In fact, Statistics South Africa figures show that retail trade sales notched up by 3,3% in 2015, compared to 2014, to R762 billion. Additionally, the 2016 Nielsen Mobile Shopping, Banking and Payment Survey, found that mobile devices have become an indispensable shopping companion, with South African respondents saying they used their mobile device to research (59%) or purchase (36%) a product or service online.

 

As online shopping gains popularity, cyber-crime soars

With that in mind it is therefore no surprise that online shoppers are prime targets for cyber criminals. Despite our hyper-awareness of this fact, the truth is that cyber criminals are getting smarter. In the past, many online criminals lurked in the shadows of the Internet, avoiding detection.

Today, some emboldened cybercriminals are tapping into legitimate online retail stores. Gone are the days where a cyber-criminal may be easily detected and even apprehended. According to Cisco 2016 Annual Security Report, today’s attackers have the know-how evade and reconstruct. In other words, attackers are building resiliency into their operations. If detected, attackers quickly reconfigure and can reconstitute on new systems with new IPs in minutes. This places the online shopper in serious danger. Online retailers therefore need to rethink the way they manage attacks.

 

Power in numbers

The online retailer now has a responsibility to ensure the safety of their shoppers. The Cisco Annual Security Report notes that at present the largest constraint to protecting any organisation is a low degree of collaboration.

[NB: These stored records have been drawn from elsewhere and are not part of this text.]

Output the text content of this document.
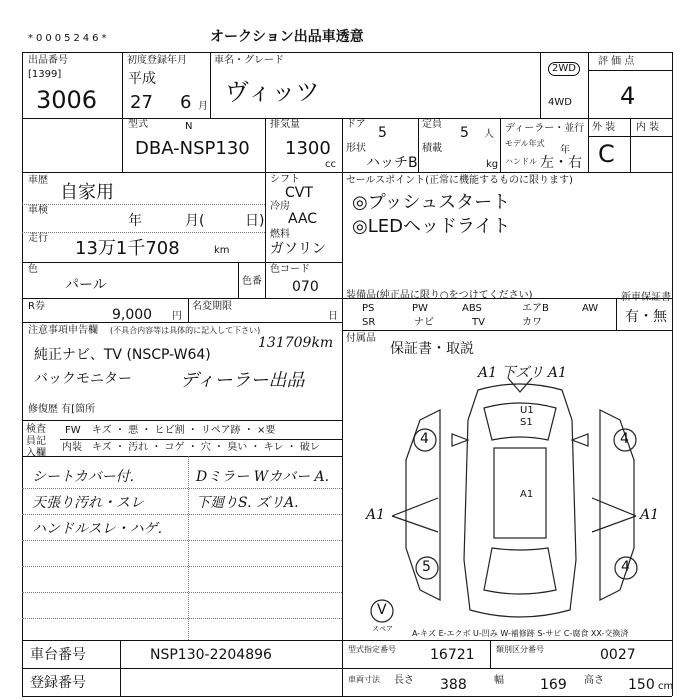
*0005246*	オークション出品車透意
出品番号
[1399]
3006
初度登録年月
平成
27 6 月
車名・グレード
ヴィッツ
2WD
4WD
評 価 点
4
型式	N
DBA-NSP130
排気量
1300
cc
ドア
5
形状
ハッチB
定員
5 人
積載
kg
ディーラー・並行
モデル年式
年
ハンドル 左・右
外 装 内 装
C
車歴
自家用
車検
年	月(	日)
走行 13万1千708	km
シフト
CVT
冷房
AAC
燃料
ガソリン
色
パール	色番
色コード
070
セールスポイント(正常に機能するものに限ります)
◎プッシュスタート
◎LEDヘッドライト
R券
9,000 円
名変期限
日
装備品(純正品に限り○をつけてください)
PS	PW	ABS	エアB	AW
SR	ナビ	TV	カワ
新車保証書
有・無
付属品
保証書・取説
注意事項申告欄 (不具合内容等は具体的に記入して下さい)
131709km
純正ナビ、TV (NSCP-W64)
バックモニター	ディーラー出品
修復歴 有[箇所
検査員記入欄
FW キズ ・ 悪 ・ ヒビ割 ・ リペア跡 ・ ×要
内装 キズ ・ 汚れ ・ コゲ ・ 穴 ・ 臭い ・ キレ ・ 破レ
シートカバー付.
天張り汚れ・スレ
ハンドルスレ・ハゲ.
Dミラー Wカバー A.
下廻りS. ズリA.
A1 下ズリ A1
U1
S1
A1
A1	A1
4	4
5	4
V
スペア A-キズ E-エクボ U-凹み W-補修跡 S-サビ C-腐食 XX-交換済
車台番号	NSP130-2204896	型式指定番号 16721	類別区分番号	0027
登録番号	車両寸法 長さ 388	幅	169 高さ 150 cm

During security incidents, on average only 21% of businesses notify business associates, only 18% notify external authorities and a mere 15% notify insurance companies. With little communication around cyber security issues, cyber criminals continue with consistent attacks. Collaboration also reduces the time to detection of future attacks. We define “time to detection,” or TTD, as the window of time between the first observation of an unknown file and the detection of a threat. A reduced TTD essentially ensures a faster response time.

In the post–Edward Snowden era, retailers can no longer afford to not internally collaborate against cyber- attacks.

 

Safeguarding the shopping mall of the future

South African online retail has the potential to grow from strength to strength, if shoppers feel secure when entering the online realm. For the past 25 years, the traditional model for security has been “See a problem, buy a box”.

But these solutions, often a collection of technologies from many different security vendors, don’t talk to each other in any meaningful way. They produce information and intelligence about security events, which are integrated into an event platform and then analysed by security personnel.

An integrated threat defence architecture is a detection and response framework that offers more capabilities and supports faster threat responses by collecting more information from deployed infrastructure in an automated, efficient manner. Although cyber-criminals are evolving at a rapid pace, the implementation of a richer network of security architecture can mean the difference between longevity and success.